Die Gräfin sieht in der Physikerin Ruth die Retterin für den drohenden Untergang des Dorfes: sie soll einen Füllstoff entwickeln, der das Loch verschließt. Sie bietet Ruth eine Arbeit im Schloss und eine Unterkunft an, dass sich als Haus ihrer Großeltern entpuppt. Ruth nimmt das Angebot an und taucht ein in diesen unwirklichen Ort, in das bizarre Leben seiner Bewohner, aber auch in seine Vergangenheit. Sie beginnt, in der Geschichte des Ortes und ihrer Vorfahren zu recherchieren und entdeckt, dass sich in Groß-Einland während des Zweiten Weltkriegs eine Außenstelle des Konzentrationslagers Mauthausen befand und dass viele Zwangsarbeiter dort ums Leben kamen. Und wie konnte sich die selbsternannte Gräfin nach dem Krieg in den Besitz der gesamten Kleinstadt bringen?
Anfänglich hatte ich Mühe, in das Buch reinzukommen. Gerade die ersten Seiten fand ich sprachlich holperig, die Namensgebung im Dorf übertrieben albern (Ingenieur Heinzelmann…) und das Verhalten der offenbar medikamentenabhängigen Protagonisten schlichtweg unverständlich.
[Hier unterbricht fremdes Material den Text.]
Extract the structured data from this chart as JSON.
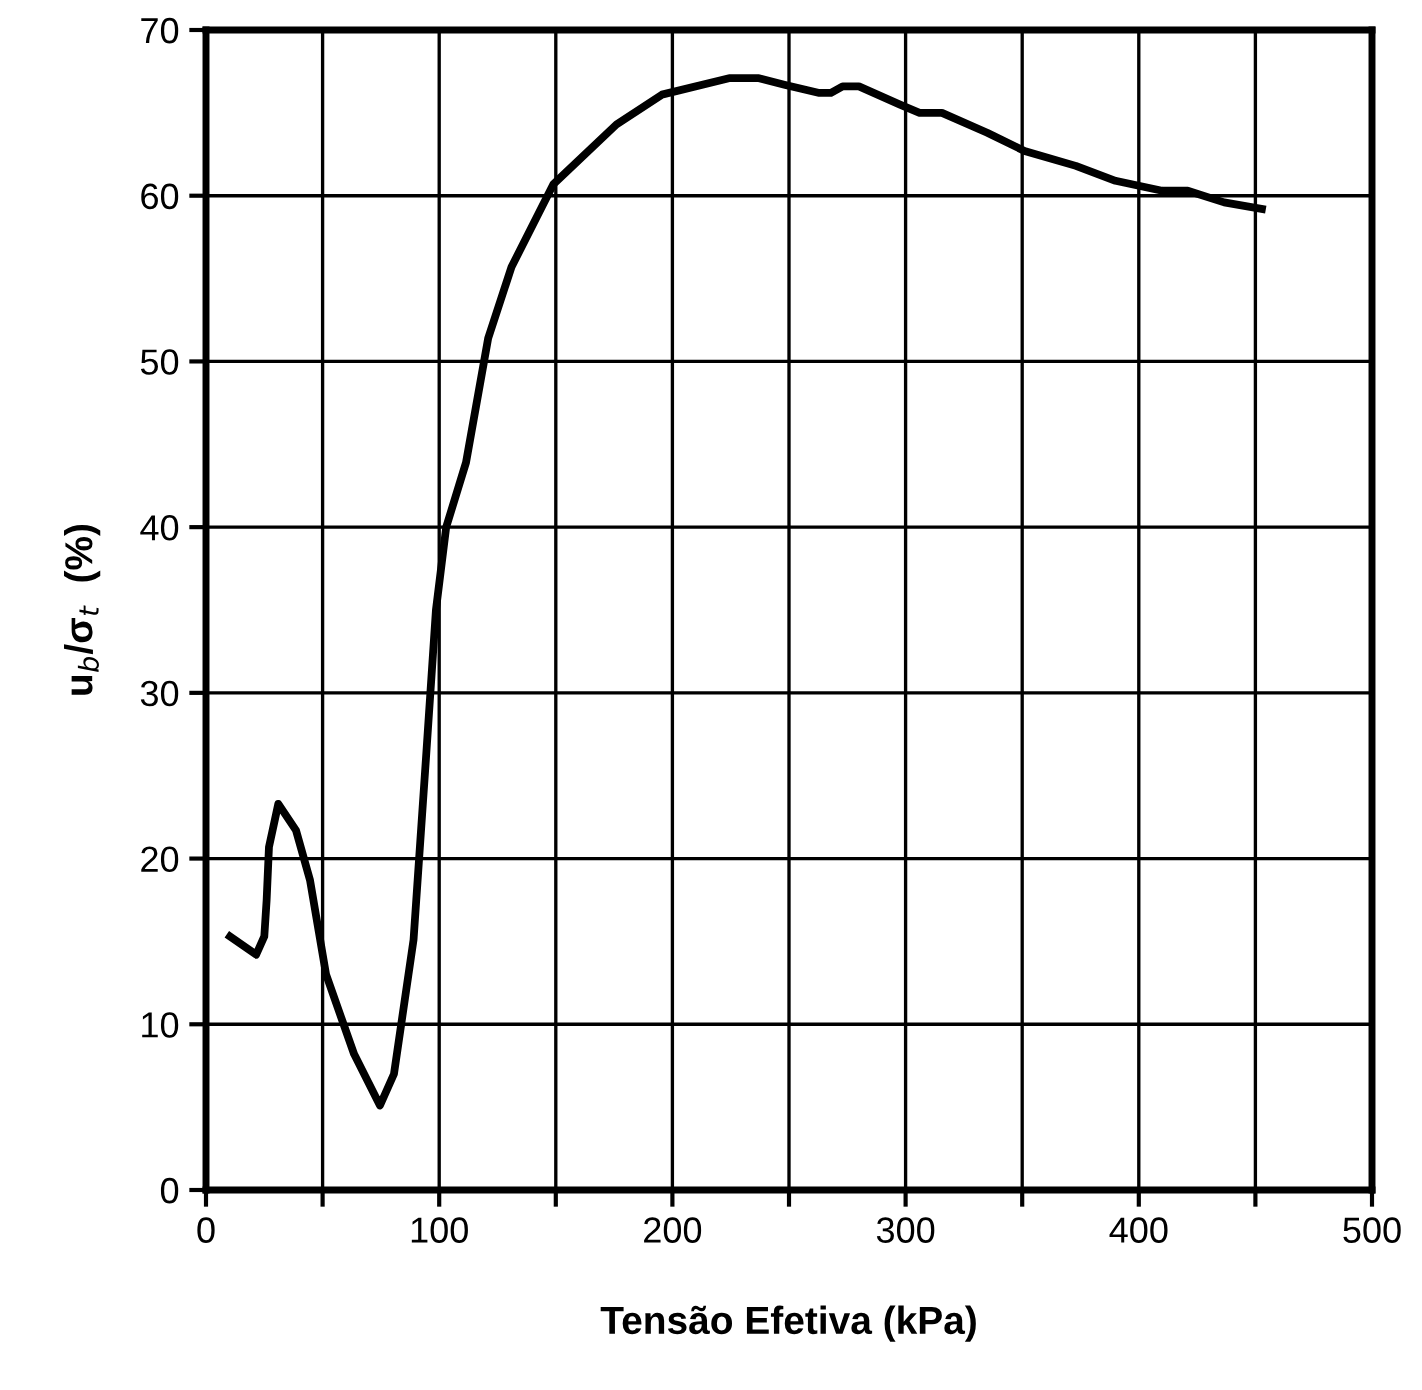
{
  "chart_data": {
    "type": "line",
    "xlabel": "Tensão Efetiva (kPa)",
    "ylabel": "u$_{b}$/σ$_{t}$  (%)",
    "x": [
      10.3,
      21.5,
      25,
      26,
      27,
      31,
      38.6,
      44.6,
      51.5,
      63.5,
      74.6,
      80.6,
      89,
      94.3,
      98.6,
      103,
      111.5,
      121,
      131,
      149,
      176,
      195.5,
      224.7,
      236.7,
      248,
      263,
      268,
      273,
      280,
      297.6,
      306,
      315.6,
      335,
      351,
      373,
      390,
      410,
      421,
      436.6,
      452.8
    ],
    "series": [
      {
        "color": "#000000",
        "values": [
          15.3,
          14.2,
          15.3,
          17.5,
          20.7,
          23.3,
          21.7,
          18.7,
          13,
          8.2,
          5.1,
          7,
          15.1,
          26,
          35,
          40,
          43.9,
          51.4,
          55.7,
          60.7,
          64.3,
          66.1,
          67.1,
          67.1,
          66.7,
          66.2,
          66.2,
          66.6,
          66.6,
          65.5,
          65.0,
          65.0,
          63.8,
          62.7,
          61.8,
          60.9,
          60.3,
          60.3,
          59.6,
          59.2
        ]
      }
    ],
    "xlim": [
      0,
      500
    ],
    "xticks": [
      0,
      {
        "value": 50,
        "label": null
      },
      100,
      {
        "value": 150,
        "label": null
      },
      200,
      {
        "value": 250,
        "label": null
      },
      300,
      {
        "value": 350,
        "label": null
      },
      400,
      {
        "value": 450,
        "label": null
      },
      500
    ],
    "ylim": [
      0,
      70
    ],
    "yticks": [
      0,
      10,
      20,
      30,
      40,
      50,
      60,
      70
    ],
    "grid": true,
    "marker": "none",
    "line_style": "solid"
  }
}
So weiß man letztlich auch nicht, ob die gesamte Geschichte nicht einem eskalierten Drogenrausch entsprungen ist. Wer fährt schon los zu einem Ort, den es gar nicht gibt und schmeißt auch noch unterwegs sein Handy weg?
Aber als sich erstmal herauskristalliert hat, worum es da eigentlich geht, nämlich um eine Parabel über ein ganz dunkles Kapitel in der Geschichte Österreichs, da war ich wach. Und zunehmend begeistert über die Genialität dieser Konstruktion.
Das fiktive Groß-Einland als Sinnbild für den immer noch tabuisierten Umgang Österreichs mit der eigenen Vergangenheit. Bis heute wird die Mitverantwortung an den Verbrechen der NS-Zeit geleugnet oder verharmlost, die Schuldfrage an die deutsche Wehrmacht weitergereicht. So wie in Groß-Einland betrieb das Konzentrationslager Mauthausen im Zweiten Weltkriegs 40 Außenstellen in unterirdischen Anlagen.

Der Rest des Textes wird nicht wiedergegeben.